2. **Identify Friction Points:** List elements that might be "too clever" (e.g., having to type a command to see projects, or reading a bio inside a JSON string).
3. **Propose "Thematic Bridges":** Suggest UI patterns that *look* technical (API style) but *behave* intuitively (standard web interactions).
**Output Format:**
Provide a table with the following columns:
1. **Friction Point:** (e.g., "Bio text inside JSON brackets")
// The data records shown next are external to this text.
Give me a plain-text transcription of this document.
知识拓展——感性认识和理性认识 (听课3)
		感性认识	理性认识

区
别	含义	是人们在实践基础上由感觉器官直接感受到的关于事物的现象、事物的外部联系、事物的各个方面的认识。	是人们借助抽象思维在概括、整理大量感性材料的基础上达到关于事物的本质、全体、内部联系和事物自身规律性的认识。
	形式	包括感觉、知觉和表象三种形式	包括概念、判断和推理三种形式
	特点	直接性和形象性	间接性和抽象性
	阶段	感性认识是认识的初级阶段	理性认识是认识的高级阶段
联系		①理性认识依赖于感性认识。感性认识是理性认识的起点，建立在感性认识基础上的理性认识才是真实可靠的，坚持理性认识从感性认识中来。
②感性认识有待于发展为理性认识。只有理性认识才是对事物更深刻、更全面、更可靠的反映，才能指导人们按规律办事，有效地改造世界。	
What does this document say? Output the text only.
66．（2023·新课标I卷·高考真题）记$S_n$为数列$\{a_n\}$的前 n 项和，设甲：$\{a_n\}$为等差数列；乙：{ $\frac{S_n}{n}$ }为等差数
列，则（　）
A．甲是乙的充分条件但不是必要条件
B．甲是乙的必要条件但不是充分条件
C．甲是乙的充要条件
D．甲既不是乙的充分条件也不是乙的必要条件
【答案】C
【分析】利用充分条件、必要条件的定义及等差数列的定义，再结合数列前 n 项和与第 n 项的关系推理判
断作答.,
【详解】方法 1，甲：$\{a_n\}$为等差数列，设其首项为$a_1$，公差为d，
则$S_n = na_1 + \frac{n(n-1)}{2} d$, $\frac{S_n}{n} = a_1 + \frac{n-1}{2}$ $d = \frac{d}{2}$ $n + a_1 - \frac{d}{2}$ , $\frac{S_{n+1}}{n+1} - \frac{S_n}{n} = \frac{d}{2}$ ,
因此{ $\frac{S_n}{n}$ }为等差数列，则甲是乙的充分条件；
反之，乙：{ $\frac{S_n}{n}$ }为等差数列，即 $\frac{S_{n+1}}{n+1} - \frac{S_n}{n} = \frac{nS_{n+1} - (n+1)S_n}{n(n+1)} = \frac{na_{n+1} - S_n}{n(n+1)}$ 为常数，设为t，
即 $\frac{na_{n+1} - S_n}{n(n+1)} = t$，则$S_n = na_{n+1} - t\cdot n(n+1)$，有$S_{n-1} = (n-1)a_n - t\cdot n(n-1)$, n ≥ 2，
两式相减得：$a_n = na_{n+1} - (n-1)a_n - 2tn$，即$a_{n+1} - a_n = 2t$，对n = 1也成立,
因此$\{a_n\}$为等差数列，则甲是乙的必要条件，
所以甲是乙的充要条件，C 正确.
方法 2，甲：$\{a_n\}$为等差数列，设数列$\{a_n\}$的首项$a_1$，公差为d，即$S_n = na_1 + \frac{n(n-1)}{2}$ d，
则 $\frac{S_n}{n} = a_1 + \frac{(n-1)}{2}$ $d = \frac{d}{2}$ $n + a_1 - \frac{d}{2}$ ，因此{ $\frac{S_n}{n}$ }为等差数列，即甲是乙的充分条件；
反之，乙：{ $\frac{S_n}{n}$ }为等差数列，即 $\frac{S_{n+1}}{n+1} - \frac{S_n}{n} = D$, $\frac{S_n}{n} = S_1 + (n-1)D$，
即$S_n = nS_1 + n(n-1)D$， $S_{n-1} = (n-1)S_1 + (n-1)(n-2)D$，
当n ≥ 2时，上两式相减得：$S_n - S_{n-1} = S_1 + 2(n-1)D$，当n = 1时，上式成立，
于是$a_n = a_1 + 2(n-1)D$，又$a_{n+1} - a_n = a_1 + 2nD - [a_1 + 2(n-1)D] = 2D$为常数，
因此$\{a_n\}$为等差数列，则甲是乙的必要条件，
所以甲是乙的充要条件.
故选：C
2. **Why it fails HR:** (e.g., "Hard to read quickly, visual noise")
3. **Thematic Solution:** (e.g., "Render the text normally but keep line numbers on the left like an IDE")
**Specific Questions to Answer:**
* Should I keep the "Terminal Input" as the primary navigation?
* How can I display the "Work Experience" so it looks like code but reads like a story?
* Is the "Raw JSON" view of my resume a blocker?
What I'm Most Proud Of
I'm proud of how this project turned the portfolio itself into an experiment. Instead of focusing only on visuals, I treated it as a system: maintainable, extensible, and driven by data. Designing the entire site around a single JSON source allowed me to iterate quickly and keep the structure clean throughout the hackathon.
I'm also especially proud of how I used AI as a collaborator rather than just a code generator. By refining prompts and applying techniques, I was able to use Gemini and Antigravity Agents as creative and technical reviewers, helping me improve architecture decisions, UI/UX, and overall clarity.